"It's very queer. I felt as if I must walk over there, goodness knows what for. The feeling has gone now. What's wrong with me?"
"Malaria, as like as not," said Mackenzie. "Here, take a stiff dose of quinine. We don't want an invalid on our hands."
Forrester had no return of his strange vertigo, if such it were, and after supper he laughed at himself for his momentary weakness.
By the afternoon of the next day they had worked round the Camel's Hump, and, turning northwards, saw stretched out before them a tract of dense scrub, beyond which in the far distance towered the peaks of the snowy range. They decided to continue their march until sunset, hoping that somewhere amid the scrub a suitable camping place would offer itself. So difficult was the passage now, that the party became more split up than had hitherto been the case; but there was no danger of anyone straying, since the order had been given that those behind should not turn aside from the tracks of those who had preceded them.

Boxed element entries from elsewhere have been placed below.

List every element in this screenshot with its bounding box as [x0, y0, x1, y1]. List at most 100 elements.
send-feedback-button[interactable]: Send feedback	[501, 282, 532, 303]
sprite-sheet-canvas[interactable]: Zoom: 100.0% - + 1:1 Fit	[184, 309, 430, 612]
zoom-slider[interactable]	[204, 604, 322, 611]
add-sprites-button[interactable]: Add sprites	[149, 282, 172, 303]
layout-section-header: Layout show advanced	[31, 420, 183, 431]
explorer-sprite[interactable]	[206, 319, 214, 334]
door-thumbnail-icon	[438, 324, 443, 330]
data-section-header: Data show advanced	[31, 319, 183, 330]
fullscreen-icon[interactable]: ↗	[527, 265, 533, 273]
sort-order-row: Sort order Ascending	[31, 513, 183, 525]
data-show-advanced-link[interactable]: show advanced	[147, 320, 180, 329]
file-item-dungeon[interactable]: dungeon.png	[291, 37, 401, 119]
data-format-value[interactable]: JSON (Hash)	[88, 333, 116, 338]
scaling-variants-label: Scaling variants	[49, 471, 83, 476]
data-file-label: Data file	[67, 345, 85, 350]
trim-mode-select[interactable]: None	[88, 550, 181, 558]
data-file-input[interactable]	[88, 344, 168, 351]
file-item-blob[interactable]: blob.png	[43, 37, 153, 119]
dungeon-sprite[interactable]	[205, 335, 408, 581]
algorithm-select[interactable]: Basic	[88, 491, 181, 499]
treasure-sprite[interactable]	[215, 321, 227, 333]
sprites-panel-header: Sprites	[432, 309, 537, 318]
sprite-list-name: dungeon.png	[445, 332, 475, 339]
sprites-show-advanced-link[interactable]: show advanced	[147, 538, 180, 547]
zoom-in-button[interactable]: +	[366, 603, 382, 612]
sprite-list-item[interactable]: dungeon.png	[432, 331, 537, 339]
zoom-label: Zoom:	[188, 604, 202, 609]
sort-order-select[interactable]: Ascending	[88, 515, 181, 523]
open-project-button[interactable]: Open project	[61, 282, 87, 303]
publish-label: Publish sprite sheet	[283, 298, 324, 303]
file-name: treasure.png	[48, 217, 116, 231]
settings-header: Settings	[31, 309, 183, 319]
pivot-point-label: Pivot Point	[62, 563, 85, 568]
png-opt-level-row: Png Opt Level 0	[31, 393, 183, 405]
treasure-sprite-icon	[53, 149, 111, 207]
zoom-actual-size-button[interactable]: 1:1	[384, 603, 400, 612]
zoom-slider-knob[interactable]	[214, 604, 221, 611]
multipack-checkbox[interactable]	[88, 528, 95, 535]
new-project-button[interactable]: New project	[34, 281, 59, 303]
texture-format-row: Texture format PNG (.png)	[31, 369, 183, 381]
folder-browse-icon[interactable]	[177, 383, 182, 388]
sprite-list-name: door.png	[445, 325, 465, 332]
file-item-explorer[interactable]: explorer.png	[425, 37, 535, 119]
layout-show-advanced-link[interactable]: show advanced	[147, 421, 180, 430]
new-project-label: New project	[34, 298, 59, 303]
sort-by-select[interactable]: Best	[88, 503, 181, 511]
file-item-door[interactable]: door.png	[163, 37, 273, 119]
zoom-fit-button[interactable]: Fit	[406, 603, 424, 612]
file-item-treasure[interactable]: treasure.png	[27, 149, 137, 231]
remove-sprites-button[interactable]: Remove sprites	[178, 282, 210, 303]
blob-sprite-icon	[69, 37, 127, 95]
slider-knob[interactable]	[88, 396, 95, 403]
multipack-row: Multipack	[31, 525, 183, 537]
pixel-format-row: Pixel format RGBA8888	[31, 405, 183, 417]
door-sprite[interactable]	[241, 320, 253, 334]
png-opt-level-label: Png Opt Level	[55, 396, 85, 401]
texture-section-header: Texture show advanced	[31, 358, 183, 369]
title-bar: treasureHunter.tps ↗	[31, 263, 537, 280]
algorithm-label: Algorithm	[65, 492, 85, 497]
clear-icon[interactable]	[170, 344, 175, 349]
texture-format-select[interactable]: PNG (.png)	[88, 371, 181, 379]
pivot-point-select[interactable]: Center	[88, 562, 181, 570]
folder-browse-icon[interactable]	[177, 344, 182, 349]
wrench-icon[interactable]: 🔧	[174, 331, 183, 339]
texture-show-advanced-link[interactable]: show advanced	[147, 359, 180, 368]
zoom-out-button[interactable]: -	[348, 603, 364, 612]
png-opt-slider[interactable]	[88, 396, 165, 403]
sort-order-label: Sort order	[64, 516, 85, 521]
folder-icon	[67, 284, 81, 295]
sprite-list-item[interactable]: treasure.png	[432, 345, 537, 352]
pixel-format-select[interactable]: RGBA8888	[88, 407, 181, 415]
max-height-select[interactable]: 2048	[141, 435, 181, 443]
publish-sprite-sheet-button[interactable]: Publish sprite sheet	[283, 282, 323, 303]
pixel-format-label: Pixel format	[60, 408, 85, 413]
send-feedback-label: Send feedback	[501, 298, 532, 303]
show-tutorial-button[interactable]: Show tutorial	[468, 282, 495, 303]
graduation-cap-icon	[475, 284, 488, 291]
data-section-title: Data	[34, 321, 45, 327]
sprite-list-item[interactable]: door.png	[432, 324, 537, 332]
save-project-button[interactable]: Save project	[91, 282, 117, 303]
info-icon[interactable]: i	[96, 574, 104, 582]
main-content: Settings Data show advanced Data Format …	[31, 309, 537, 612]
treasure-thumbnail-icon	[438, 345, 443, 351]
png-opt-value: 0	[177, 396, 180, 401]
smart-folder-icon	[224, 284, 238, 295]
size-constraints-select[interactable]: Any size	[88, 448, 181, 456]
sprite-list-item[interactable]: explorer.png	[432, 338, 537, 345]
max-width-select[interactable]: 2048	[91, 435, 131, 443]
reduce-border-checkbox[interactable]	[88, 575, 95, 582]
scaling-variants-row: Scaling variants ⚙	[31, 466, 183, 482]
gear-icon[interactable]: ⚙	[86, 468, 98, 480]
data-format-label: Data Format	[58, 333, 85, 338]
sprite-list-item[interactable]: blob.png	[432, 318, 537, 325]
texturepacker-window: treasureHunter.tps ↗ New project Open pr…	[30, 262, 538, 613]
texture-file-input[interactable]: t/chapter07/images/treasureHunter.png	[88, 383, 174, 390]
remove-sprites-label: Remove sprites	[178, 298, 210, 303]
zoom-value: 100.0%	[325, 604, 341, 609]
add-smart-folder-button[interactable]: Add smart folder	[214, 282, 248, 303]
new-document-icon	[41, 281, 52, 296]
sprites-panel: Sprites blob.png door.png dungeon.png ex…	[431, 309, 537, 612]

In course of time Sher Jang reached a fairly open space, and a halt was called. The Nagas straggled in, Hamid Gul followed them and Mackenzie appeared last of all. For a few moments his companions were too much occupied to notice a diminution of their party, but presently Forrester, after a look around, cried:--
"Where are the Chinkies, Mac?"
"Aren't they here?" Mackenzie asked in return.
"You ought to know--you were contemplating their backs," Jackson remarked.
There was no sign of them. Forrester called up their Naga carriers, and Sher Jang questioned them. The men could give no information. Once or twice they had lost sight of the Chinamen as the scrub hid them from view. They had thought nothing of that.
The three white men looked at each other.